Reflections of a 5-year Lung Cancer Survivor
Right out of the starting gate, I found that some friends downplayed my lung cancer diagnosis practically to the point of denying it had occurred at all. Some relatives tried to insist that I react in highly emotional ways that would have been totally unnatural to me, but were a projection of how they were feeling. These responses were initially hard for me to accept.
Thankfully, I was able to take a breath, step back and realize that a serious diagnosis like stage 4 lung cancer doesn’t just impact me alone. My circle of family and friends had to deal with it in whatever way they could as well. These ways were sometimes different from my own. Once I recognized that on a visceral level, I could stop feeling frustrated by their behavior, and be understanding instead. It helped me, and I believe this altered my reactions in a way that helped them too.
Life Decisions after a Life-Changing Diagnosis
During the first month after my diagnosis, I learned the grim statistics surrounding late stage lung cancer. As a result, I concluded that there was a strong likelihood I might not be living a year later. In fact, I wanted my oncologist to give me personal survival odds, but he refused to do so. I had finances set aside for retirement, and if it was a near certainty that I would not make it to that stage of life, well, I wanted to start using that money in ways that would make me happy…right now. You know, you can’t take it with you and all of that. But, on the other hand, I didn’t want to be reckless either. What if I lived longer than expected? Even to retirement?
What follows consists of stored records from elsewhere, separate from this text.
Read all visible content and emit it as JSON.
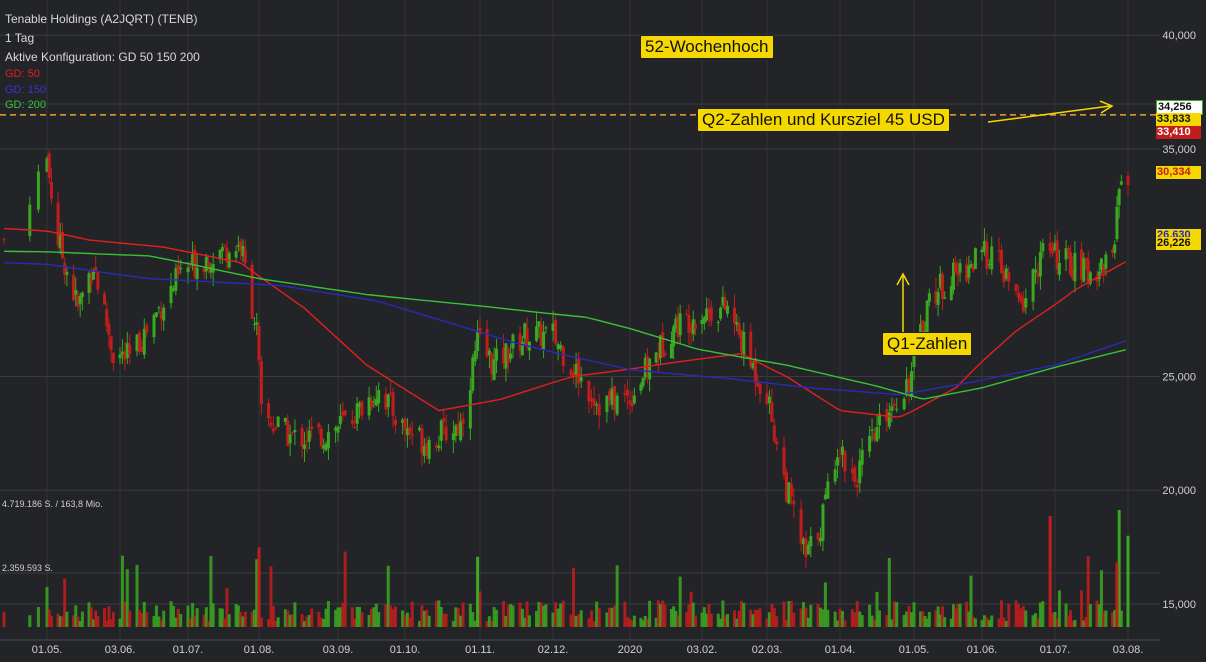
{
  "header": {
    "title": "Tenable Holdings (A2JQRT) (TENB)",
    "interval": "1 Tag",
    "config": "Aktive Konfiguration: GD 50 150 200"
  },
  "ma_labels": {
    "gd50": "GD: 50",
    "gd150": "GD: 150",
    "gd200": "GD: 200"
  },
  "volume_labels": {
    "max": "4.719.186 S. / 163,8 Mio.",
    "mid": "2.359.593 S."
  },
  "annotations": {
    "high52": "52-Wochenhoch",
    "q2": "Q2-Zahlen und Kursziel 45 USD",
    "q1": "Q1-Zahlen"
  },
  "price_tags": {
    "t1": "34,256",
    "t2": "33,833",
    "t3": "33,410",
    "t4": "30,334",
    "t5": "26,630",
    "t6": "26,226"
  },
  "colors": {
    "background": "#232427",
    "up": "#3aa820",
    "down": "#c21d1d",
    "gd50": "#e02020",
    "gd150": "#2a2ab8",
    "gd200": "#38c238",
    "high_line": "#f0a030",
    "annotation": "#f5d800"
  },
  "chart_data": {
    "type": "candlestick",
    "y_axis": {
      "ticks": [
        "40,000",
        "35,000",
        "25,000",
        "20,000",
        "15,000"
      ],
      "range": [
        14.8,
        40.5
      ]
    },
    "x_axis": {
      "ticks": [
        "01.05.",
        "03.06.",
        "01.07.",
        "01.08.",
        "03.09.",
        "01.10.",
        "01.11.",
        "02.12.",
        "2020",
        "03.02.",
        "02.03.",
        "01.04.",
        "01.05.",
        "01.06.",
        "01.07.",
        "03.08."
      ]
    },
    "high_52w": 36.5,
    "close_path": [
      {
        "date": "2019-04-26",
        "close": 31.0
      },
      {
        "date": "2019-05-01",
        "close": 34.5
      },
      {
        "date": "2019-05-06",
        "close": 31.0
      },
      {
        "date": "2019-05-15",
        "close": 28.0
      },
      {
        "date": "2019-05-22",
        "close": 30.0
      },
      {
        "date": "2019-05-31",
        "close": 26.0
      },
      {
        "date": "2019-06-07",
        "close": 25.8
      },
      {
        "date": "2019-06-18",
        "close": 27.8
      },
      {
        "date": "2019-06-28",
        "close": 29.5
      },
      {
        "date": "2019-07-10",
        "close": 30.3
      },
      {
        "date": "2019-07-24",
        "close": 30.8
      },
      {
        "date": "2019-07-31",
        "close": 27.0
      },
      {
        "date": "2019-08-02",
        "close": 23.3
      },
      {
        "date": "2019-08-15",
        "close": 22.3
      },
      {
        "date": "2019-08-28",
        "close": 22.4
      },
      {
        "date": "2019-09-10",
        "close": 23.3
      },
      {
        "date": "2019-09-20",
        "close": 24.5
      },
      {
        "date": "2019-09-30",
        "close": 22.8
      },
      {
        "date": "2019-10-10",
        "close": 22.1
      },
      {
        "date": "2019-10-24",
        "close": 22.9
      },
      {
        "date": "2019-10-31",
        "close": 26.5
      },
      {
        "date": "2019-11-07",
        "close": 25.5
      },
      {
        "date": "2019-11-20",
        "close": 26.8
      },
      {
        "date": "2019-12-02",
        "close": 26.8
      },
      {
        "date": "2019-12-11",
        "close": 25.2
      },
      {
        "date": "2019-12-20",
        "close": 23.8
      },
      {
        "date": "2020-01-01",
        "close": 24.1
      },
      {
        "date": "2020-01-10",
        "close": 25.5
      },
      {
        "date": "2020-01-21",
        "close": 27.2
      },
      {
        "date": "2020-02-03",
        "close": 27.8
      },
      {
        "date": "2020-02-14",
        "close": 28.0
      },
      {
        "date": "2020-02-24",
        "close": 25.6
      },
      {
        "date": "2020-03-02",
        "close": 24.2
      },
      {
        "date": "2020-03-09",
        "close": 20.5
      },
      {
        "date": "2020-03-18",
        "close": 17.0
      },
      {
        "date": "2020-03-24",
        "close": 18.5
      },
      {
        "date": "2020-03-31",
        "close": 22.0
      },
      {
        "date": "2020-04-07",
        "close": 20.5
      },
      {
        "date": "2020-04-20",
        "close": 23.5
      },
      {
        "date": "2020-04-30",
        "close": 25.0
      },
      {
        "date": "2020-05-08",
        "close": 28.5
      },
      {
        "date": "2020-05-20",
        "close": 29.5
      },
      {
        "date": "2020-05-28",
        "close": 30.0
      },
      {
        "date": "2020-06-05",
        "close": 30.5
      },
      {
        "date": "2020-06-17",
        "close": 28.0
      },
      {
        "date": "2020-06-26",
        "close": 30.5
      },
      {
        "date": "2020-07-07",
        "close": 30.0
      },
      {
        "date": "2020-07-17",
        "close": 29.5
      },
      {
        "date": "2020-07-27",
        "close": 30.3
      },
      {
        "date": "2020-07-31",
        "close": 34.2
      },
      {
        "date": "2020-08-03",
        "close": 33.4
      }
    ],
    "series": [
      {
        "name": "GD: 50",
        "points": [
          {
            "date": "2019-04-26",
            "value": 31.5
          },
          {
            "date": "2019-05-20",
            "value": 31.0
          },
          {
            "date": "2019-06-20",
            "value": 30.7
          },
          {
            "date": "2019-07-24",
            "value": 30.0
          },
          {
            "date": "2019-08-20",
            "value": 28.0
          },
          {
            "date": "2019-09-15",
            "value": 25.5
          },
          {
            "date": "2019-10-15",
            "value": 23.5
          },
          {
            "date": "2019-11-10",
            "value": 24.0
          },
          {
            "date": "2019-12-10",
            "value": 25.0
          },
          {
            "date": "2020-01-20",
            "value": 25.6
          },
          {
            "date": "2020-02-20",
            "value": 26.0
          },
          {
            "date": "2020-03-10",
            "value": 25.0
          },
          {
            "date": "2020-04-01",
            "value": 23.5
          },
          {
            "date": "2020-04-25",
            "value": 23.2
          },
          {
            "date": "2020-05-20",
            "value": 24.5
          },
          {
            "date": "2020-06-15",
            "value": 27.0
          },
          {
            "date": "2020-07-10",
            "value": 28.8
          },
          {
            "date": "2020-08-03",
            "value": 30.1
          }
        ]
      },
      {
        "name": "GD: 150",
        "points": [
          {
            "date": "2019-04-26",
            "value": 30.0
          },
          {
            "date": "2019-06-15",
            "value": 29.3
          },
          {
            "date": "2019-08-10",
            "value": 29.0
          },
          {
            "date": "2019-09-20",
            "value": 28.3
          },
          {
            "date": "2019-11-15",
            "value": 26.5
          },
          {
            "date": "2020-01-01",
            "value": 25.3
          },
          {
            "date": "2020-02-15",
            "value": 24.9
          },
          {
            "date": "2020-03-20",
            "value": 24.5
          },
          {
            "date": "2020-04-25",
            "value": 24.2
          },
          {
            "date": "2020-05-30",
            "value": 24.8
          },
          {
            "date": "2020-07-01",
            "value": 25.5
          },
          {
            "date": "2020-08-03",
            "value": 26.6
          }
        ]
      },
      {
        "name": "GD: 200",
        "points": [
          {
            "date": "2019-04-26",
            "value": 30.5
          },
          {
            "date": "2019-06-15",
            "value": 30.3
          },
          {
            "date": "2019-08-01",
            "value": 29.3
          },
          {
            "date": "2019-09-15",
            "value": 28.6
          },
          {
            "date": "2019-11-01",
            "value": 28.1
          },
          {
            "date": "2019-12-15",
            "value": 27.6
          },
          {
            "date": "2020-02-01",
            "value": 26.2
          },
          {
            "date": "2020-03-10",
            "value": 25.5
          },
          {
            "date": "2020-04-15",
            "value": 24.6
          },
          {
            "date": "2020-05-05",
            "value": 24.0
          },
          {
            "date": "2020-06-01",
            "value": 24.5
          },
          {
            "date": "2020-07-01",
            "value": 25.4
          },
          {
            "date": "2020-08-03",
            "value": 26.2
          }
        ]
      }
    ]
  }
}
It turns out, my doctor used good judgment in not leading me to make a rash decision, since I am now in my sixth year of survivorship. Tumors continue to live within me, but I’ve learned that only God knows when my life will draw to a close, so I must take each day as it comes and be judicious about my finances. Should I take those trips that might have waited for retirement now rather than later? Probably. But, should I quit my job to live it up while I still can? Probably not just yet.
Taking Each Day as It Comes
I have heard the term scanxiety bandied about practically since my first follow-up scan after I’d begun lung cancer treatment. Should I have joined the chorus since it seemed to be such a common concern among others in lung cancer world? I didn’t feel worried though. I didn’t feel apprehension. What I felt was curiosity. I felt eager to know the results of my scans. I have come to call what I feel in these circumstances “scanticipation”.
The way I look at it, a good scan will keep me moving in the same direction I’m headed concerning treatment decisions, but a bad scan will simply provide the information I must have in order to change my treatment plan for the future. Without that knowledge, I could potentially be in a lot worse circumstances. So, I try to continue my “take each day as it comes” attitude.
A Time for Introspection
After I was diagnosed, I never really asked the question “Why me?” I did, however, go through a period of serious introspection which resulted in the conclusion “Why not me?” My life had largely been one of over-achievement on an academic scale, but of a decided lack of focus when it came to determining my career direction, indeed my life direction. I tried. I seriously tried to figure this out, but never could. I came to understand that some of us find our purpose late in life.
For me, I realized that sometimes it takes a lifetime of preparation to fulfill the mission God has put before us. I had lived 53 years in preparation for opening my life and lung cancer experience to others. I could not teach, inspire, guide, mentor, commiserate, or any number of other important activities I now perform without having the first-hand experience of living life as a late-stage lung cancer patient. I don’t thank God for my disease, but I do thank Him for the opportunities I’ve gained as a result of it. They are opportunities to help others, and isn’t that what we should all be about?